ふーっ。溜息をついて、試合をきりかえる。愛媛対徳島の四国ダービー。元広島の西岡大輝や期限付き移籍中の長沼洋一・川村拓夢が在籍する愛媛を応援していたのだが、前半終了時で徳島に3点差をつけられており、これは難しいと思って甲府対新潟戦を観戦した。「さて、愛媛は追いあげてくれたかな」と思ってDAZNの映像を見てみると、歓喜に叫ぶ西岡大志の姿が。

えっ。

スコアは4-3。逆転だ。かつて広島がC大阪にくらった「3点差からの逆転」を四国ダービーという大舞台で、愛媛がやってのけた。

0-3となったハーフタイム、川井健太監督(愛媛)は一気に3枚替え。そこで投入された西岡大輝が同点ゴールを叩き込み、川村が逆転弾を呼び込むアタッキングサードでのボール奪取を成功させた。5人交代が許される今季のルールを最大限に活かした川井監督の采配が見事に生きた歴史的逆転劇。そこに広島に関わる選手たちが絡んでいたことに、少なからず誇らしさを抱いた。長沼もPKを獲得するプレーを見せてチームに貢献。ただ、そのPKを防いだ上福元直人(徳島)の奮闘ぶりは、凄まじかった。特に顔をポストに激突させながら決定的なシュートを防いだビッグプレーは、心に深く刻み込まれた。

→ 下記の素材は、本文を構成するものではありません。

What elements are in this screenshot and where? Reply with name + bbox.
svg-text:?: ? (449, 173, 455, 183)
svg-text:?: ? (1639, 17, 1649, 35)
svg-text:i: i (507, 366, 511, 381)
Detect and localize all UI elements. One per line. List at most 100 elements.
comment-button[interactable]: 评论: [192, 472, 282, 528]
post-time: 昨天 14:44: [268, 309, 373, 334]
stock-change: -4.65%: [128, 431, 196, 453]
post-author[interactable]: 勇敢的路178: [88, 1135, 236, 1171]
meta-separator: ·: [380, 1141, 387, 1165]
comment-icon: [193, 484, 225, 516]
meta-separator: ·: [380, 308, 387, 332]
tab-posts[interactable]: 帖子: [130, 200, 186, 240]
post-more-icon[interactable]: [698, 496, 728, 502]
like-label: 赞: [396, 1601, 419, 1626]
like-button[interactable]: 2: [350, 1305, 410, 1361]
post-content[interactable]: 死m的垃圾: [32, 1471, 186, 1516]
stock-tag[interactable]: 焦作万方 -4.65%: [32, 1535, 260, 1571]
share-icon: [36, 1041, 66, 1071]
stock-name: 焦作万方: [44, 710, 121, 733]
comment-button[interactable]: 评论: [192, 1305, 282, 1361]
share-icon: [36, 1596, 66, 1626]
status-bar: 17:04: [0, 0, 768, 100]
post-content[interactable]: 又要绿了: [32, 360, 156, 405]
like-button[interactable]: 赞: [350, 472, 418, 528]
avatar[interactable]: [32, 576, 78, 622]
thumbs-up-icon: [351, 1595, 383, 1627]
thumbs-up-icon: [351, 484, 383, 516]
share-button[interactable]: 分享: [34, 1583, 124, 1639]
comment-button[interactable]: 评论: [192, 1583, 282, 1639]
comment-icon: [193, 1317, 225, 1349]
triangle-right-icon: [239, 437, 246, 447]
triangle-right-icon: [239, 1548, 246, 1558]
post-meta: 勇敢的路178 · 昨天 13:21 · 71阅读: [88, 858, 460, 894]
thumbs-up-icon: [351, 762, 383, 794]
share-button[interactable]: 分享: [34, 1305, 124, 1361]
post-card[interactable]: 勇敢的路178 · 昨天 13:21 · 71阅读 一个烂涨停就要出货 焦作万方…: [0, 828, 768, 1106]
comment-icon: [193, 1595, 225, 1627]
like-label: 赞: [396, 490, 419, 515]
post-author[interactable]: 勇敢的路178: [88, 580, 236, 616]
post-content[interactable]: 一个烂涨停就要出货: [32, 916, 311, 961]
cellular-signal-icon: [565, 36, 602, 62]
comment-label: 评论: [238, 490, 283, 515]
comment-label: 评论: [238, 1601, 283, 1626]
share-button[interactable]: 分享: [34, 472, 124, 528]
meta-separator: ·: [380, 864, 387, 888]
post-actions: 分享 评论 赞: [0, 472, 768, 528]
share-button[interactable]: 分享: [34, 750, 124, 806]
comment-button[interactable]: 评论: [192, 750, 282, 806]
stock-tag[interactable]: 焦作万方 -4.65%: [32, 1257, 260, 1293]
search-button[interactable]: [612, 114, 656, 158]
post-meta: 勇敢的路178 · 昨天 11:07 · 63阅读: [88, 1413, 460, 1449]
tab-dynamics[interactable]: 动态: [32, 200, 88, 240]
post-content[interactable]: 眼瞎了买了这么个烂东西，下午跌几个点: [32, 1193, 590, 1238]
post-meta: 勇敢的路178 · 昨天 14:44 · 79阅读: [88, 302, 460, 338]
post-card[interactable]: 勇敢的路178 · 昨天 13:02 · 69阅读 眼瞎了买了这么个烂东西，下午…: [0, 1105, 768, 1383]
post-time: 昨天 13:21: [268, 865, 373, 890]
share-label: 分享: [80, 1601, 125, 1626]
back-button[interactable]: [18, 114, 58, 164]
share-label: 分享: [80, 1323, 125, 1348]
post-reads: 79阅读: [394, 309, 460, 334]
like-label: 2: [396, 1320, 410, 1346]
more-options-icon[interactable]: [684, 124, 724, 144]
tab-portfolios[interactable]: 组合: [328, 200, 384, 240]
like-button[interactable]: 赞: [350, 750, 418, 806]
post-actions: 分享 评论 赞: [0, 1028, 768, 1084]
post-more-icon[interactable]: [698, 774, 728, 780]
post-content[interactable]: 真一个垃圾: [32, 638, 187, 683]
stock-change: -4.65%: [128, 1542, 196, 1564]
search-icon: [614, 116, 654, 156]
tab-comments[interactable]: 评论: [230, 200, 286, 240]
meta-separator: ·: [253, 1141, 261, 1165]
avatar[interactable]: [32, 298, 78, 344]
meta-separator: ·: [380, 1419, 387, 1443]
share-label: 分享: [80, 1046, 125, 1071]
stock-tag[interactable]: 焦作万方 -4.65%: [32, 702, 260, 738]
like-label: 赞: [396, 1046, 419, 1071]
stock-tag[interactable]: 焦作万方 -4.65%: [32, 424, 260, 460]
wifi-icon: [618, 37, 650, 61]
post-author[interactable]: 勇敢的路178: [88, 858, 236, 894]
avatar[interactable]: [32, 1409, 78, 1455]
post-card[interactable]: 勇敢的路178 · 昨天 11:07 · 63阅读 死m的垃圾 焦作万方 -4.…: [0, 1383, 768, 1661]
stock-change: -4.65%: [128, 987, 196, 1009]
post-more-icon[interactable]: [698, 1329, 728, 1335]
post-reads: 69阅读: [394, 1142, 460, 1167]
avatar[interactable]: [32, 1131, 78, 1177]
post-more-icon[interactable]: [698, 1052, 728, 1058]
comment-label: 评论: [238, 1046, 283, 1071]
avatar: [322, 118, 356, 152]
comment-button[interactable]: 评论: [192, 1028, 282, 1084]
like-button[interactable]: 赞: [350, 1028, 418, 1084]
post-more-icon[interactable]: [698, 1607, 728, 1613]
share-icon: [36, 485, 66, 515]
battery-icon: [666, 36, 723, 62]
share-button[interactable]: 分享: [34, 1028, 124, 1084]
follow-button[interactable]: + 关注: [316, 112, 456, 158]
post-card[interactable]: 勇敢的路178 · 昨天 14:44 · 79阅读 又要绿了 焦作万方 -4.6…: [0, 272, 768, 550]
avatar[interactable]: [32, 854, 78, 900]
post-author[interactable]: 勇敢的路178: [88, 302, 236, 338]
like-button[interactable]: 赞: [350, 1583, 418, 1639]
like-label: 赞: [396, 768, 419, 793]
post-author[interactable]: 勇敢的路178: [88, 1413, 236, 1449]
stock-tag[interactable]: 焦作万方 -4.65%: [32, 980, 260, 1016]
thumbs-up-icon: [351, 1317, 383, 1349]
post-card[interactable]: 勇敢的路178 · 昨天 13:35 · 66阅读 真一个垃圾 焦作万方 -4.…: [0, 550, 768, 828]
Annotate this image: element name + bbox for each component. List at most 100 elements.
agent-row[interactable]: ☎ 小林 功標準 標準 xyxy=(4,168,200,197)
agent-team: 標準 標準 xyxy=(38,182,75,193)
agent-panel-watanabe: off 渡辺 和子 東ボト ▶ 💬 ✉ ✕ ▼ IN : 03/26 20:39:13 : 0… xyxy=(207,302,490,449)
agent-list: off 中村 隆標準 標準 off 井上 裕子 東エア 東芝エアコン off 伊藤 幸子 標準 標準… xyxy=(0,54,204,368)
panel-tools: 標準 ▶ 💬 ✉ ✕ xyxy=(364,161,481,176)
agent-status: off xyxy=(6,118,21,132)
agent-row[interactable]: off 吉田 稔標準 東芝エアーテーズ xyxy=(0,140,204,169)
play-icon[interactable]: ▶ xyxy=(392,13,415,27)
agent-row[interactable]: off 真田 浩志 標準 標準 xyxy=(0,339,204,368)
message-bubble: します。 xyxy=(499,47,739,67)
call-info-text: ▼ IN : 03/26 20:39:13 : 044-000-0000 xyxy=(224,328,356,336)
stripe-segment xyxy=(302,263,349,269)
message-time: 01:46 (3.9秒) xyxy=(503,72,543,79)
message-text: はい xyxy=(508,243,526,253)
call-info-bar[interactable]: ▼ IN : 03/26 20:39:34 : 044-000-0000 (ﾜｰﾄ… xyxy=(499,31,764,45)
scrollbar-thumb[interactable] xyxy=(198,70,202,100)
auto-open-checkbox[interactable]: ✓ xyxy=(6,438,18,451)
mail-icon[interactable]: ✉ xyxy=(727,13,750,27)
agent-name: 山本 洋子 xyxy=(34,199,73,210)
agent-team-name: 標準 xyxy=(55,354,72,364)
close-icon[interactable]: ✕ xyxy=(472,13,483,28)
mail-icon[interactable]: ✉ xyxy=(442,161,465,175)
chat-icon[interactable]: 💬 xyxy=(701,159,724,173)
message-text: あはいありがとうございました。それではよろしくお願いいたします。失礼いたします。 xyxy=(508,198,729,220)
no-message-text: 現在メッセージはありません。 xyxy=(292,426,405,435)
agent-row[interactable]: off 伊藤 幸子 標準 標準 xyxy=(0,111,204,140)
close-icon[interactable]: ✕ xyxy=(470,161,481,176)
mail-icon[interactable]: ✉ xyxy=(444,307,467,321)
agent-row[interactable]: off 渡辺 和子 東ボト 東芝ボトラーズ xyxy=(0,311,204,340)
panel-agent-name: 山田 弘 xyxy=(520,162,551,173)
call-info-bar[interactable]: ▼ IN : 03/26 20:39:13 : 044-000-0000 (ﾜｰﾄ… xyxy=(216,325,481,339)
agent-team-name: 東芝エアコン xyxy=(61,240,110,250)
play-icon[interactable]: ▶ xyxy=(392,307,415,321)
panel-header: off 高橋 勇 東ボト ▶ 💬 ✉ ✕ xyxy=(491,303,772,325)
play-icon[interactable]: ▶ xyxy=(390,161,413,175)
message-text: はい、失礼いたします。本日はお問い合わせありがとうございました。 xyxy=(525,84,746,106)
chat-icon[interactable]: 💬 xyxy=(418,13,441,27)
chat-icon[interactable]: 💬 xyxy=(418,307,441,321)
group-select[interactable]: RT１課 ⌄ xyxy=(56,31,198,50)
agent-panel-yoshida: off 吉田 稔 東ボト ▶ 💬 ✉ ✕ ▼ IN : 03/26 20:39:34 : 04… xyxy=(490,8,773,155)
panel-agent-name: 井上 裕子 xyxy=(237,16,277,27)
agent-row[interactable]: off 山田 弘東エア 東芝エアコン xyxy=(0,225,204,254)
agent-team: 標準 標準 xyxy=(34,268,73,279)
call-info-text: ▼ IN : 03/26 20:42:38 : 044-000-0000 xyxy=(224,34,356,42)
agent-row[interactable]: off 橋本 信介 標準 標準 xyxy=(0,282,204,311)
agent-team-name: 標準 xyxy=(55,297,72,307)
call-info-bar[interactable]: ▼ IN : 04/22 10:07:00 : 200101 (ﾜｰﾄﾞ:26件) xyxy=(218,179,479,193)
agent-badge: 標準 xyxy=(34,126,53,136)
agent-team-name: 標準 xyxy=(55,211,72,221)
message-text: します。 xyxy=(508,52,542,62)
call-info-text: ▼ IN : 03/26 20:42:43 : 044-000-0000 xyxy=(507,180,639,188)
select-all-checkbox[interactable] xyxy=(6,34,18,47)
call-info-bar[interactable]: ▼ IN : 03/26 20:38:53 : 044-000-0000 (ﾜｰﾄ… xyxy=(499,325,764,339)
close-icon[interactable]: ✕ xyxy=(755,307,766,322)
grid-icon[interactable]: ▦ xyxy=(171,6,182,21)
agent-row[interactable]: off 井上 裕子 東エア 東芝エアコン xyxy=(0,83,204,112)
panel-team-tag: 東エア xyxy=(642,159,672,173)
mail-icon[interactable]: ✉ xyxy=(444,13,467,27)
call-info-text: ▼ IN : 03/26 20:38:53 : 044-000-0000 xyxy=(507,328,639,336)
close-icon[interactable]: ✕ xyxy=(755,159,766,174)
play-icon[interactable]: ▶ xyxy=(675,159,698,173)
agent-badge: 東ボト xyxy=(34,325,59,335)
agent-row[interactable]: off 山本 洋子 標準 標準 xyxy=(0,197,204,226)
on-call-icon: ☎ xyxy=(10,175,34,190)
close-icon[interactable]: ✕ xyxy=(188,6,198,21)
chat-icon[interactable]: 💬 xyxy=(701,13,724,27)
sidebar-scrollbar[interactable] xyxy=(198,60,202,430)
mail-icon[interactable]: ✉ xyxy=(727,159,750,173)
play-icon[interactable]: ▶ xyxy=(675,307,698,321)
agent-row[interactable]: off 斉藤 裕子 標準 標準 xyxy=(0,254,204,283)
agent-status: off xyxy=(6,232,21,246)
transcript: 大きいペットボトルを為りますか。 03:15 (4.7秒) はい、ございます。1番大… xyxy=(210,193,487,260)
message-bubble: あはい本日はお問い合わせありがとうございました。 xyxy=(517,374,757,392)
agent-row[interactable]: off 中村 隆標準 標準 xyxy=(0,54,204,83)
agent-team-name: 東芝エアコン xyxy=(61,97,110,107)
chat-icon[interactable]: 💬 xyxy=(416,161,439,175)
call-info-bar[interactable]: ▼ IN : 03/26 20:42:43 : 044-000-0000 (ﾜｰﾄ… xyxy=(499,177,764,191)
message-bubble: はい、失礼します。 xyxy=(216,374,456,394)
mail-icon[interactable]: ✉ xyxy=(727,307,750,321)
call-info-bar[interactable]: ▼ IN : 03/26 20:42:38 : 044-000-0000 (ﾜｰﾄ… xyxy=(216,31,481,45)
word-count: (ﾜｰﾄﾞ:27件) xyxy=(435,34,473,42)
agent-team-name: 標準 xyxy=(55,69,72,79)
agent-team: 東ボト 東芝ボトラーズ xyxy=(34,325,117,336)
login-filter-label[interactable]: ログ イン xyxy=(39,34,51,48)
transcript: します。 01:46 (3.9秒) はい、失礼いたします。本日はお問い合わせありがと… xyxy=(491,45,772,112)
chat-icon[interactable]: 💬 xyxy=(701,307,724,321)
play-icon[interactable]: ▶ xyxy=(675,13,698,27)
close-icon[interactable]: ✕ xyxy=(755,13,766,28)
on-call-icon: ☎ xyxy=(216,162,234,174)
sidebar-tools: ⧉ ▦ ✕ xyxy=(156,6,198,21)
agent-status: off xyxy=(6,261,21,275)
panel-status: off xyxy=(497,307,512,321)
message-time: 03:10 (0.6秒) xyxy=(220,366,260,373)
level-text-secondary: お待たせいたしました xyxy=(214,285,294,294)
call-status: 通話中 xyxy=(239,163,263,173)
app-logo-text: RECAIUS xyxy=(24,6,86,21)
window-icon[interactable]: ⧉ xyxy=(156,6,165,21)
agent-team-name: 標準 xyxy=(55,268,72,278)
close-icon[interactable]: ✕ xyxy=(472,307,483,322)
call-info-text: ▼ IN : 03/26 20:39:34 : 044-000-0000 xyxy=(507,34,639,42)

他にも、試合終了間際に同点に追いついた東京Vや、2点差を追いついた岡山の奮戦と、J2は激戦が連続。サッカーに飢えた選手たちが、ひたむきにボールを追いかけ、戦いに挑む姿は胸が締め付けられた。ただ、このJ2再開戦で最も心に残ったのは、甲府のバックスタンドに掲げられた多数の広告である。本来であればサポーターで埋まるはずのスタンドに、観客が入れられない。ならばと甲府フロントは、そのあいているスペースに広告を並べた。これでもか、これでもかといわんばかりに設置された広告の数々は、まさに圧巻。クラブが地域に愛されている証拠だし、フロントの努力が明快に示されていることで、「戦っているのは選手ばかりではない」と視覚で訴えさせた。後半アディショナルタイムの太田の同点弾は、そういうところから導き出された。そう思っていい風景だった。

さあ、今度はJ1。サンフレッチェ広島はヴィッセル神戸と7月4日、アウェイで対戦する。楽しみすぎる。